2026-06-20 18:09:09 +00:00
commit 9e225f4d6a
6 changed files with 645 additions and 0 deletions
@@ -0,0 +1,279 @@
+"""
+Mission Control - eine schlanke Steuerzentrale fuer einen lokalen llama-swap Stack.
+
+Was sie macht:
+  - zeigt konfigurierte + laufende Modelle und ihre Ports (liest llama-swap /running + /v1/models)
+  - laedt neue GGUF-Modelle von HuggingFace (hf download, als Hintergrund-Job)
+  - pflegt ein heruntergeladenes Modell automatisch in die llama-swap config.yaml ein
+  - stoesst Updates an (Container / Toolbox refresh)
+  - laedt Modelle aus dem Speicher (unload) und hat einen kleinen Chat-Test
+
+Bewusst KISS: ein File, In-Memory Jobs, keine Datenbank.
+"""
+
+import os
+import shlex
+import subprocess
+import threading
+import time
+import uuid
+from pathlib import Path
+
+import httpx
+from fastapi import Depends, FastAPI, Header, HTTPException
+from fastapi.responses import FileResponse, JSONResponse
+from fastapi.staticfiles import StaticFiles
+from pydantic import BaseModel
+from ruamel.yaml import YAML
+from ruamel.yaml.scalarstring import LiteralScalarString
+
+# ---------------------------------------------------------------------------
+# Konfiguration (alles ueber Umgebungsvariablen ueberschreibbar)

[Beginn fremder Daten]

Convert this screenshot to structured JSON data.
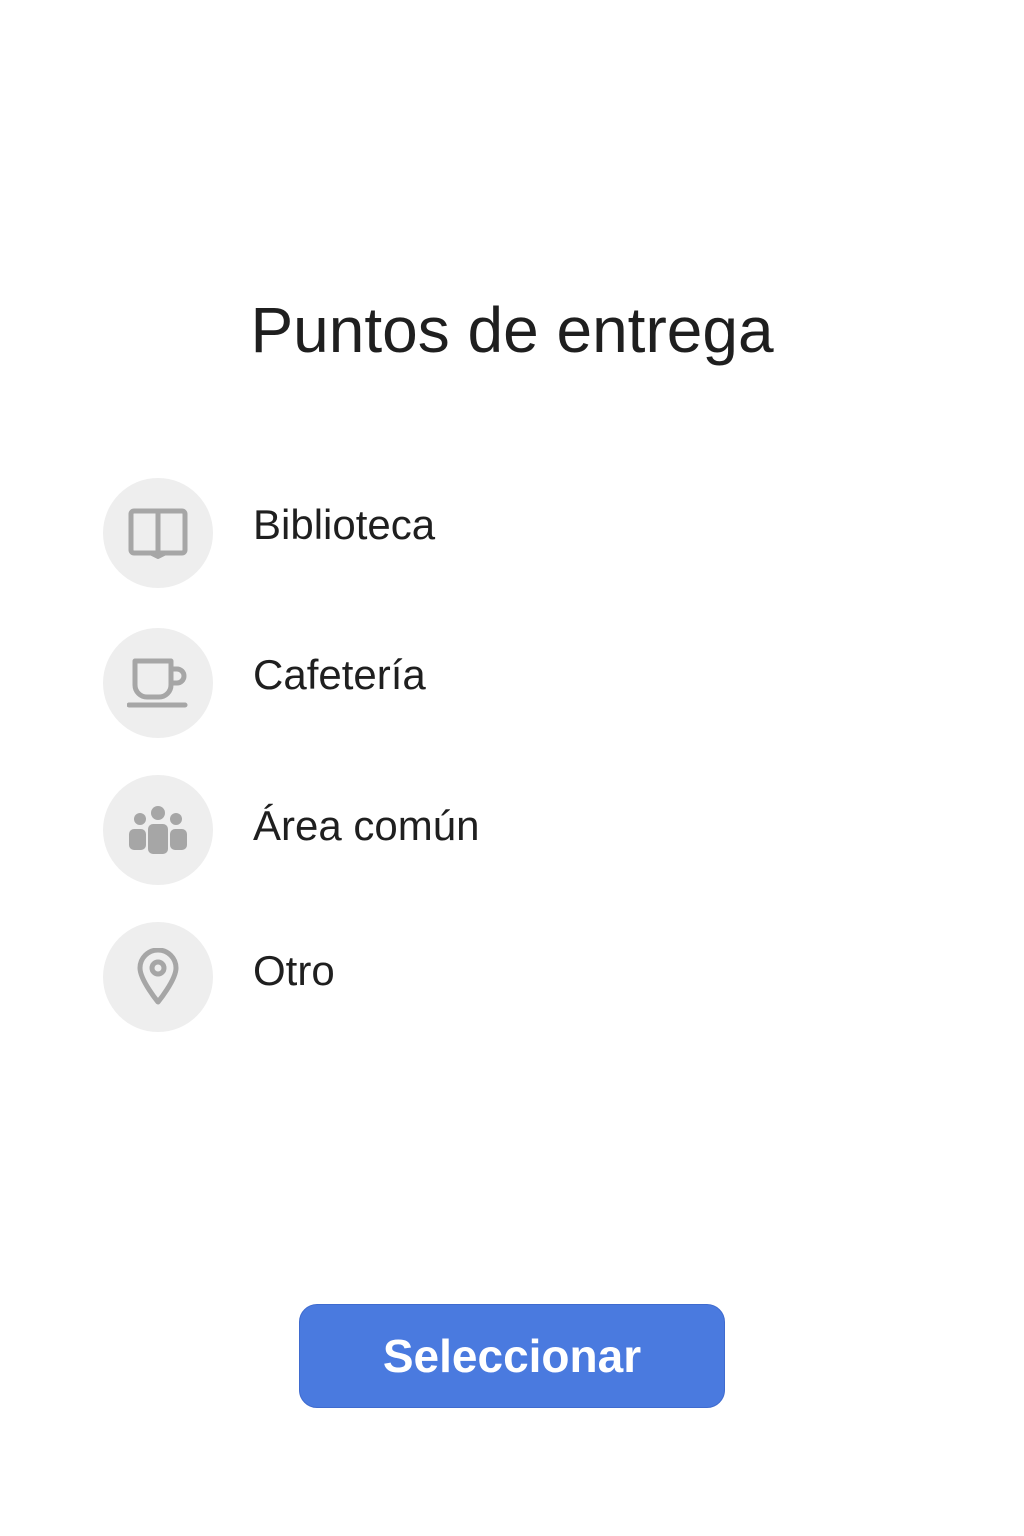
{
  "page": {
    "title": "Puntos de entrega"
  },
  "options": [
    {
      "label": "Biblioteca",
      "icon": "book-icon"
    },
    {
      "label": "Cafetería",
      "icon": "coffee-cup-icon"
    },
    {
      "label": "Área común",
      "icon": "group-icon"
    },
    {
      "label": "Otro",
      "icon": "location-pin-icon"
    }
  ],
  "actions": {
    "select_label": "Seleccionar"
  },
  "colors": {
    "accent": "#4a7adf",
    "icon_background": "#eeeeee",
    "icon_foreground": "#a6a6a6",
    "text": "#1f1f1f"
  }
}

+# ---------------------------------------------------------------------------
+LLAMA_SWAP_URL = os.environ.get("MC_LLAMA_SWAP_URL", "http://127.0.0.1:8080").rstrip("/")
+CONFIG_PATH = Path(os.environ.get("MC_CONFIG_PATH", "/etc/llama-swap/config.yaml"))
+MODELS_DIR = Path(os.environ.get("MC_MODELS_DIR", "/srv/models"))
+# Befehl, der zum Starten eines Modells in die config.yaml geschrieben wird.
+# {model} = Pfad zur GGUF-Datei, {ctx} = Kontextlaenge, ${PORT} bleibt fuer llama-swap stehen.
+# WICHTIG: an deinen Container-/llama-server-Aufruf anpassen (siehe README).
+CMD_TEMPLATE = os.environ.get(
+    "MC_CMD_TEMPLATE",
+    "llama-server -m {model} --host 127.0.0.1 --port ${PORT} "
+    "-c {ctx} -ngl 999 -fa 1 --no-mmap",
+)
+# Befehl fuer "Container/Toolbox aktualisieren". Standard: kyuz0 refresh-Skript.
+UPDATE_CMD = os.environ.get("MC_UPDATE_CMD", "")
+DEFAULT_TTL = int(os.environ.get("MC_DEFAULT_TTL", "300"))
+TOKEN = os.environ.get("MC_TOKEN", "")  # leer = keine Auth (nur LAN!)
+
+yaml = YAML()
+yaml.preserve_quotes = True
+
+app = FastAPI(title="Mission Control")
+
+# ---------------------------------------------------------------------------
+# Mini Job-System (Hintergrund-Prozesse mit Live-Log)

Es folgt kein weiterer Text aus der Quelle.